Les Néerlandais, pour beaucoup encore indécis après une campagne marquée par des questions d'identité et une crise diplomatique avec la Turquie, votaient mercredi pour des législatives considérées comme un baromètre du populisme en Europe.

Après le Brexit au Royaume-Uni et la victoire de Donald Trump à la présidentielle américaine, tous les yeux sont braqués sur la formation du député islamophobe Geert Wilders, qui est redescendu dans les derniers sondages après avoir caracolé en tête pendant de nombreux mois.

Celui-ci a voté vers 8h15 GMT dans une école de la banlieue de La Haye, devant de très nombreux journalistes. «Quel que soit le résultat des élections aujourd'hui, le génie ne rentrera pas dans sa lampe et cette révolution patriotique est là pour rester», a-t-il affirmé.

Dans la file du bureau de vote, Esther Zandt, 52 ans, estime que le député est «un monsieur assez embêtant». «Je ne veux pas vivre dans un monde où la droite populiste l'emporte et j'ai donc voté contre» lui, explique-t-elle.

Pendant la campagne, le premier ministre Mark Rutte a tenté de transformer l'élection en duel avec Geert Wilders et assuré aux Néerlandais qu'ils avaient le choix entre deux options: le chaos ou la stabilité.

Les 12,9 millions d'électeurs potentiels pourront voter jusqu'à 20h00 GMT (16h00 à Montréal) dans des milliers de bureaux de vote installés dans les écoles, les gares, les magasins, ou parfois même chez des particuliers. Aux dernières législatives, la participation était de 74,3%.

Baisse de Wilders

Alors qu'un nombre record d'électeurs ignorent encore vers quel candidat se portera leur crayon rouge une fois dans l'isoloir, les derniers sondages montrent que le Parti populaire libéral et démocrate (VVD) de Mark Rutte distance le Parti pour la liberté (PVV) de Geert Wilders.

Le résultat de la formation populiste sera considéré comme un test, avant des élections dans les mois qui viennent en France puis en Allemagne. Pour la candidate française Marine Le Pen, le député aux cheveux peroxydés «est un patriote», a-t-elle affirmé sur RFI et France 24.

Le parti de Mak Rutte VVD est crédité de 24 à 28 sièges sur les 150 que compte la chambre basse du parlement néerlandais, loin pourtant de ses 40 sièges dans le parlement sortant.

Le PVV, qui a fait la course en tête pendant des mois, n'est crédité que de 19 à 22 sièges et est talonné par les partis traditionnels, comme l'Appel Chrétien-démocrate (CDA) et les progressistes de D66.

Le CDA, qui a longtemps dominé la politique néerlandaise, pourrait également devenir la plus grande formation du pays, et est presque assuré de se retrouver au gouvernement.
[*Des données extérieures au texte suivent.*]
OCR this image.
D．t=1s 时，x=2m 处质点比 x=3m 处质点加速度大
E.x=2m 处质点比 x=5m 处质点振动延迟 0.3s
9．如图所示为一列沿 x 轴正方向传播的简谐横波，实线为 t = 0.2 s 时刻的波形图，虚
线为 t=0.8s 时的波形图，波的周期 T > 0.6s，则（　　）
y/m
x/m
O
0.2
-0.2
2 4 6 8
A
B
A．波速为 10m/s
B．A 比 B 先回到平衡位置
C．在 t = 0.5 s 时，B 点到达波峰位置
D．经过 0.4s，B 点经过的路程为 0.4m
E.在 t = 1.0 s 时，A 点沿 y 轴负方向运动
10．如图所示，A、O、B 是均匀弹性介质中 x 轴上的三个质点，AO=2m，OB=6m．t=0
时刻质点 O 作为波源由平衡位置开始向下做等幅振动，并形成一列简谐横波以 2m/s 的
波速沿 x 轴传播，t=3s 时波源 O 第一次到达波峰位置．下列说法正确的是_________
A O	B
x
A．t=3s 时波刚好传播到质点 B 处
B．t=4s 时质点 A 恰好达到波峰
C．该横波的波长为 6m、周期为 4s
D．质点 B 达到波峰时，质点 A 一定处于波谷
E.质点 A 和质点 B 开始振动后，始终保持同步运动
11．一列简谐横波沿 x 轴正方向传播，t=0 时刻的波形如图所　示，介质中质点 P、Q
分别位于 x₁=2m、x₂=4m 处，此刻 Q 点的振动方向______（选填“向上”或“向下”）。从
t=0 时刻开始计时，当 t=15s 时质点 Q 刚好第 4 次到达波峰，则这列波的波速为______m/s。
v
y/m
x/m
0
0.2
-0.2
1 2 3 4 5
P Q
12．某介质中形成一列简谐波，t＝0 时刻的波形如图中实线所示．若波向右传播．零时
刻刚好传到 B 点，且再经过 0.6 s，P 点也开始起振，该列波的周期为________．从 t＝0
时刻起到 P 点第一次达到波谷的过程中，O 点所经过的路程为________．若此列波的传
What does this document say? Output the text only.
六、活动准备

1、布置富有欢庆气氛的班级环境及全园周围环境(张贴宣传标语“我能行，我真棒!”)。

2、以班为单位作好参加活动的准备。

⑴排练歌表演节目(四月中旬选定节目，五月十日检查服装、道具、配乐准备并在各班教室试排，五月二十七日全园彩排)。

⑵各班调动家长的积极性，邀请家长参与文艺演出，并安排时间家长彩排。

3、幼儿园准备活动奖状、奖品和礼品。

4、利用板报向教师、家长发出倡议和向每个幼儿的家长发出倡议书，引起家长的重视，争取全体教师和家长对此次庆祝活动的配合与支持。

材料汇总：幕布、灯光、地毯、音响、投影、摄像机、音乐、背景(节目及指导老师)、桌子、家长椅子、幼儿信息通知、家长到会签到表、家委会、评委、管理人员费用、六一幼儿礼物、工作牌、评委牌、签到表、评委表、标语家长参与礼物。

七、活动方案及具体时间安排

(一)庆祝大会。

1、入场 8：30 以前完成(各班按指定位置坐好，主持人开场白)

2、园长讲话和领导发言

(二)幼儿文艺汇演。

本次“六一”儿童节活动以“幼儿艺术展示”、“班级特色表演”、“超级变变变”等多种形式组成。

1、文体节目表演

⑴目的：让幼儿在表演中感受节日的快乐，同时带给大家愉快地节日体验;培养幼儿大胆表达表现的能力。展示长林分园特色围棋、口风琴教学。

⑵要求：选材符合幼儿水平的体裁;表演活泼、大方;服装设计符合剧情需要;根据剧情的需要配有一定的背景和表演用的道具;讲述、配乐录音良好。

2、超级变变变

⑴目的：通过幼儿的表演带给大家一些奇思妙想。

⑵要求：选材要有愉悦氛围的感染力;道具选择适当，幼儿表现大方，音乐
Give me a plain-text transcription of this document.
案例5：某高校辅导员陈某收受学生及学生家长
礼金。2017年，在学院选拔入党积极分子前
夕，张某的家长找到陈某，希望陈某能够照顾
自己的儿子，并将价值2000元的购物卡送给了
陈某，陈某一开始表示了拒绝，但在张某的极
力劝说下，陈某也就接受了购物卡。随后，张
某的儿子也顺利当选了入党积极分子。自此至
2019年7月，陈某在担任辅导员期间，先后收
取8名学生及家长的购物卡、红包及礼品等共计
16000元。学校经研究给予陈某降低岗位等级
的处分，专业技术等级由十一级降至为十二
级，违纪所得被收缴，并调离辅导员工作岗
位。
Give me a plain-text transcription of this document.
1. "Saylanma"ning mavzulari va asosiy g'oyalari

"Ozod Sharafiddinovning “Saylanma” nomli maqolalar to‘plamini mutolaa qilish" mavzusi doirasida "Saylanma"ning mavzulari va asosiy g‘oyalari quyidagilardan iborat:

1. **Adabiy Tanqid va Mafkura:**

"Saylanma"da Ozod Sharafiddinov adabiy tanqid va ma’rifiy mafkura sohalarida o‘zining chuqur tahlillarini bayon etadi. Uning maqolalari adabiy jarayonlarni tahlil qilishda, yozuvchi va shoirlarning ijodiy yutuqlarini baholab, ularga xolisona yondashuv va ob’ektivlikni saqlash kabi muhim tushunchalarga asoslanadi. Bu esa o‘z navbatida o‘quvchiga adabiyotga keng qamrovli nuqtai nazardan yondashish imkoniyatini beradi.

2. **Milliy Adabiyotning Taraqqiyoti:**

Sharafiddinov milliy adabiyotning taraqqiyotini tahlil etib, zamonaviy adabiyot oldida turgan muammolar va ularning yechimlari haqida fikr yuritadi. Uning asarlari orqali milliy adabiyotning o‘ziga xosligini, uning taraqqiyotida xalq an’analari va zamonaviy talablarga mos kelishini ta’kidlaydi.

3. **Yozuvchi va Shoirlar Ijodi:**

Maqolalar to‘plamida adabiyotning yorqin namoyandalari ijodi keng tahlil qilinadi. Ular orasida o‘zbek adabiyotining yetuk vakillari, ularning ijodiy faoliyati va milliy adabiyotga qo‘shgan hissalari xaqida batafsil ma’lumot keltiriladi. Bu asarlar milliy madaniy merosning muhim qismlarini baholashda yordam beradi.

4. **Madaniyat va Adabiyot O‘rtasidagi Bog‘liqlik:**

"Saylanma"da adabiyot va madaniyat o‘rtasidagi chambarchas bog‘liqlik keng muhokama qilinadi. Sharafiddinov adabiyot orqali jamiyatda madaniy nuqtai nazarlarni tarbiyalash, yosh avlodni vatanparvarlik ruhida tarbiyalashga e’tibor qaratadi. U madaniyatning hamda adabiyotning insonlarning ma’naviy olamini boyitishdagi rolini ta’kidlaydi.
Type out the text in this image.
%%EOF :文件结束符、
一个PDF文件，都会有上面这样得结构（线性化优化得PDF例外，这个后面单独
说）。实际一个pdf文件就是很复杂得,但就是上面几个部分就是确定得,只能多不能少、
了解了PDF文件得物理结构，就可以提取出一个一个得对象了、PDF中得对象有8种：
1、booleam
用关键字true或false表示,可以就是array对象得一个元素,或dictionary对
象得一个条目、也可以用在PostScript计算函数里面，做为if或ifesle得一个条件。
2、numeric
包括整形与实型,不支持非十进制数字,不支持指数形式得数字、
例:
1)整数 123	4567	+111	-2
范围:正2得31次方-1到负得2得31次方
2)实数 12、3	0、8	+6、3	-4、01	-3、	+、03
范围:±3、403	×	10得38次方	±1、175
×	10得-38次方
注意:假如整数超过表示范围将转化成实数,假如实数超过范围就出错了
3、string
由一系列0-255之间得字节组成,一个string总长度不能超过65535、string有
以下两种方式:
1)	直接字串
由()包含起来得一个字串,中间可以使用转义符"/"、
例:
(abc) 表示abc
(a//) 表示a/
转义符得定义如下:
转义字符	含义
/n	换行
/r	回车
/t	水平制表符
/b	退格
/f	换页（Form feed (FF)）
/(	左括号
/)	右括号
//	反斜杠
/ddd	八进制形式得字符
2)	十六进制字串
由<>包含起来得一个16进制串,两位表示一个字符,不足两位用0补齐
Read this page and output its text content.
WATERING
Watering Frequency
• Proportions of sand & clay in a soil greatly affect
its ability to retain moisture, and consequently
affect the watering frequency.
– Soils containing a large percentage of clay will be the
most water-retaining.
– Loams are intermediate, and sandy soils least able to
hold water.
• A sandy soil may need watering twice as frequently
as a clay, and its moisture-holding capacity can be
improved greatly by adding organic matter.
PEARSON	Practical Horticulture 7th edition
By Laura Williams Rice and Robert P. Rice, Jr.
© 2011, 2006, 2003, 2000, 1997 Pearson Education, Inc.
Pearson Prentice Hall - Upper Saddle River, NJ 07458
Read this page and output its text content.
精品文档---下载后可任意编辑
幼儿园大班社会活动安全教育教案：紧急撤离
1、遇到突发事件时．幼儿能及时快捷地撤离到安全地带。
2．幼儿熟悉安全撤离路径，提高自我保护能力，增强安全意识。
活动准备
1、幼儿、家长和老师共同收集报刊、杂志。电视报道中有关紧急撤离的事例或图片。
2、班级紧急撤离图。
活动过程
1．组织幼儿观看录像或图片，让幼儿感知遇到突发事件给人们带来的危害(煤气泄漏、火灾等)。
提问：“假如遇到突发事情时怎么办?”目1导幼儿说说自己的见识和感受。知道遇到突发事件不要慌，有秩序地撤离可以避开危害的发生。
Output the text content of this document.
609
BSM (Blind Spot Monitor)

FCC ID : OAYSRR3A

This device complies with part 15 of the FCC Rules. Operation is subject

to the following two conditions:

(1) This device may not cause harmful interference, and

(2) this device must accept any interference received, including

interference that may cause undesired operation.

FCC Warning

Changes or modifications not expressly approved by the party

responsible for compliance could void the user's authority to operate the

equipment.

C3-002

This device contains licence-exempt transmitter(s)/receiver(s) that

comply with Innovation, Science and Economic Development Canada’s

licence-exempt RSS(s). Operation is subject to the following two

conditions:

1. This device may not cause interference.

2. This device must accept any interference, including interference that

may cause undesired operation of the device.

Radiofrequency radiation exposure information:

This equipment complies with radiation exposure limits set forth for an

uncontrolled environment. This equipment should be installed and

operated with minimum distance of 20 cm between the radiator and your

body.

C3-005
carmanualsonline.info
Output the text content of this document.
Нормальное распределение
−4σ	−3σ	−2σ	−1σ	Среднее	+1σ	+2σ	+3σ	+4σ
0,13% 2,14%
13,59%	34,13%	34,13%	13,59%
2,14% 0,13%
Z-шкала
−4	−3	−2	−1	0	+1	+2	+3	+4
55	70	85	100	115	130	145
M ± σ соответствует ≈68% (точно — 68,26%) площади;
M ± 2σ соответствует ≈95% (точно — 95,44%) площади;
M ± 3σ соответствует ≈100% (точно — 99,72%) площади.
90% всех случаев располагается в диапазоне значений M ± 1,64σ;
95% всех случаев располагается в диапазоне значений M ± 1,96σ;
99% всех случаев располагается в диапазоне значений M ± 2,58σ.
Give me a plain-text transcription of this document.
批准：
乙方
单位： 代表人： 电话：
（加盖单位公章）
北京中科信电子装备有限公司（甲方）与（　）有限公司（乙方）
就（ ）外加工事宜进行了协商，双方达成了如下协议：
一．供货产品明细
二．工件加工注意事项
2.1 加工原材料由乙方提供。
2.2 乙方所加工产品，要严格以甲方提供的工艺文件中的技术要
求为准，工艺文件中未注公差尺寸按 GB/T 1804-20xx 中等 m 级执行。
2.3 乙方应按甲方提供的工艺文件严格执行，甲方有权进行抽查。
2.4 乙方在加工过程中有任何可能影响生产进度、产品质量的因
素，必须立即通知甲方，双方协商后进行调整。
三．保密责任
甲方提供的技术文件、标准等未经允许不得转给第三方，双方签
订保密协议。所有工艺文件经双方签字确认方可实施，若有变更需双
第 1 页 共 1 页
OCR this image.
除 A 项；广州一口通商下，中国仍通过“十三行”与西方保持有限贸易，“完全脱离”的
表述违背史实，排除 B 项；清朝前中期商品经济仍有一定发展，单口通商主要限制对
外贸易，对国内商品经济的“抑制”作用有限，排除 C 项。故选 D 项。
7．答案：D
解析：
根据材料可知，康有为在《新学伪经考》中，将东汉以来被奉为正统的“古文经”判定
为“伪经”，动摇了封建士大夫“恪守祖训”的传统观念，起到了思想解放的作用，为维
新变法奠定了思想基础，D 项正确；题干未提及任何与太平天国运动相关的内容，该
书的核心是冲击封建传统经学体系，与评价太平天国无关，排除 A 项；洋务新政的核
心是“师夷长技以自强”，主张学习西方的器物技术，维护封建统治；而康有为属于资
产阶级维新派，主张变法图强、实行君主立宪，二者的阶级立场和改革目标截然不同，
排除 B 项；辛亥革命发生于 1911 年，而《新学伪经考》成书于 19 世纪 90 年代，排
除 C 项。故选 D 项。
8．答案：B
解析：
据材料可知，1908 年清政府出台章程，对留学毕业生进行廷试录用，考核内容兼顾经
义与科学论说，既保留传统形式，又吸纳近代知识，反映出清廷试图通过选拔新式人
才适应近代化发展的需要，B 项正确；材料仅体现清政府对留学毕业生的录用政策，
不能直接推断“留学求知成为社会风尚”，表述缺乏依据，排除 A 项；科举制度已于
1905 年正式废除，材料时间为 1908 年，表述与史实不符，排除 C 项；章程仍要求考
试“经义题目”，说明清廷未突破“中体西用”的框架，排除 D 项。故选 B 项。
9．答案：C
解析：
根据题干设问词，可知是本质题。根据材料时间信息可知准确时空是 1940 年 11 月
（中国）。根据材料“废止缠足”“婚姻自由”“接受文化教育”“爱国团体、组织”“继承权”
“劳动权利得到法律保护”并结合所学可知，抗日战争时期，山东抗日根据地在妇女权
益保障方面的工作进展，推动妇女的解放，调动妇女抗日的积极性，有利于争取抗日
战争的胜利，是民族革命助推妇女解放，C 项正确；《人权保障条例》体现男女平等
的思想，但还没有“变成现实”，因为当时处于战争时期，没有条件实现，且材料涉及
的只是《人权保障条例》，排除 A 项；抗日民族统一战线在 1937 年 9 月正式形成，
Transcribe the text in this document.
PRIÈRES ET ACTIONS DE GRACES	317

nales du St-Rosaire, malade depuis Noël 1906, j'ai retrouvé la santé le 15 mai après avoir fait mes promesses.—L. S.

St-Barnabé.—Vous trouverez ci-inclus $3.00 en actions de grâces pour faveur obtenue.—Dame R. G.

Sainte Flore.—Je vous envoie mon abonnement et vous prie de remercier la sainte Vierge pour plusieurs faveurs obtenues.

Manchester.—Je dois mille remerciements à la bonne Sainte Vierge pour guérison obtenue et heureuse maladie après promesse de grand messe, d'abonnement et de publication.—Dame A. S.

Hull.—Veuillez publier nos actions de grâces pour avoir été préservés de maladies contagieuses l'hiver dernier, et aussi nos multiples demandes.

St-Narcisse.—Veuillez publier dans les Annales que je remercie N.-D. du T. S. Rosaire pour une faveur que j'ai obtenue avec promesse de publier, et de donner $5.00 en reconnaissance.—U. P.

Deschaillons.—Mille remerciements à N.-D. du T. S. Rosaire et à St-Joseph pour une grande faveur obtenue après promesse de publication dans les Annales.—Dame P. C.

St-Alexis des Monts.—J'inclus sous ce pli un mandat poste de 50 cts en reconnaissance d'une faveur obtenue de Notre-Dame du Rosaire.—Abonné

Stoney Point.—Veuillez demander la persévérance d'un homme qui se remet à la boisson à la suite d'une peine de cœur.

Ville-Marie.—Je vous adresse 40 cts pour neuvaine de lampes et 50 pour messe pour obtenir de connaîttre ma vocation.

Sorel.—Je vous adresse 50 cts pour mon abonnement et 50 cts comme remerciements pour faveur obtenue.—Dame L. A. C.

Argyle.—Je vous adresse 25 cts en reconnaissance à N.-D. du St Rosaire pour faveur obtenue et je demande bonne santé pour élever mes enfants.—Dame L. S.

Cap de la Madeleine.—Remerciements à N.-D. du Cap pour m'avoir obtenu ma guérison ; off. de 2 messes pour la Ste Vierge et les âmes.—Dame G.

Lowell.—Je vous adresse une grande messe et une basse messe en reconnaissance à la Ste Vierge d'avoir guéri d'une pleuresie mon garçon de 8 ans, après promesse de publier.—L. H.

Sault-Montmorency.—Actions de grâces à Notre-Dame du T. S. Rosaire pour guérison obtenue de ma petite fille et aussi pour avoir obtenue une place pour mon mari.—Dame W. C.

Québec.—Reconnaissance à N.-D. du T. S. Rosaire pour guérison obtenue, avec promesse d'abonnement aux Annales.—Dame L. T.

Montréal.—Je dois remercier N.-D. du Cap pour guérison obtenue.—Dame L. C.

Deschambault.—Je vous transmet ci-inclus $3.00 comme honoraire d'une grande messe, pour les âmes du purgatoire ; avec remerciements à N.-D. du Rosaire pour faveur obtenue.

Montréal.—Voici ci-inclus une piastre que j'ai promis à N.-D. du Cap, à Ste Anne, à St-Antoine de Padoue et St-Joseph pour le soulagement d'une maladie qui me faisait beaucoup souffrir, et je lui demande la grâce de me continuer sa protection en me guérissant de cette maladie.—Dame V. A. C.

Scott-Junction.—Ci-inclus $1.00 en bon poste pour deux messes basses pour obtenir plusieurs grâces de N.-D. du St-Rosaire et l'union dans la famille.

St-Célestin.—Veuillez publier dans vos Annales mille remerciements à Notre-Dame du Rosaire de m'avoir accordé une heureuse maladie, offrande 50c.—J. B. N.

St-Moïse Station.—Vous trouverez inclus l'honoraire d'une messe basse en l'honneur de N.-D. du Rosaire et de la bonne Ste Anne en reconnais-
Pendant la campagne, il a proposé d'obliger les écoliers à chanter l'hymne national et a rouvert le débat sur la double nationalité.

Tout comme le VVD, ces deux partis ont promis de ne pas collaborer avec Geert Wilders. Dans son programme politique qui tient en un feuillet, celui-ci a promis de fermer les frontières aux immigrants musulmans, d'interdire la vente du Coran et de fermer les mosquées, dans un pays dont la population compte environ 5% de musulmans.

Paysage fragmenté

Même si le PVV sortait des urnes comme la plus grande formation du pays, ce qui est peu probable aux yeux des experts, Geert Wilders ne devrait pas figurer au gouvernement. Or le système électoral néerlandais, à la proportionnelle presque intégrale, oblige à créer des coalitions de gouvernement.

Compliquant le paysage politique, une crise diplomatique a éclaté pendant le week-end entre La Haye et Ankara, après l'interdiction faite par les autorités néerlandaises à des ministres turcs de participer à des réunions en faveur du président Recep Tayyip Erdogan.

Un nombre record de 28 partis présentent des listes. Dans un paysage aussi fragmenté, la formation de la nouvelle coalition pourrait prendre des mois - le record actuel est de 208 jours - et résulter en un accord à quatre ou cinq partis.

Par peur d'attaques internet, les voix seront cette année intégralement comptées à la main et les résultats officiels seront communiqués la semaine prochaine.

Également dans la file, Roger Overdevest, assure avoir voté «de manière stratégique contre la gauche». Il ne pense pas que Wilders puisse l'emporter : «je pense que les gens ont vu ce qu'il se passe si on a un populiste en tant que président...».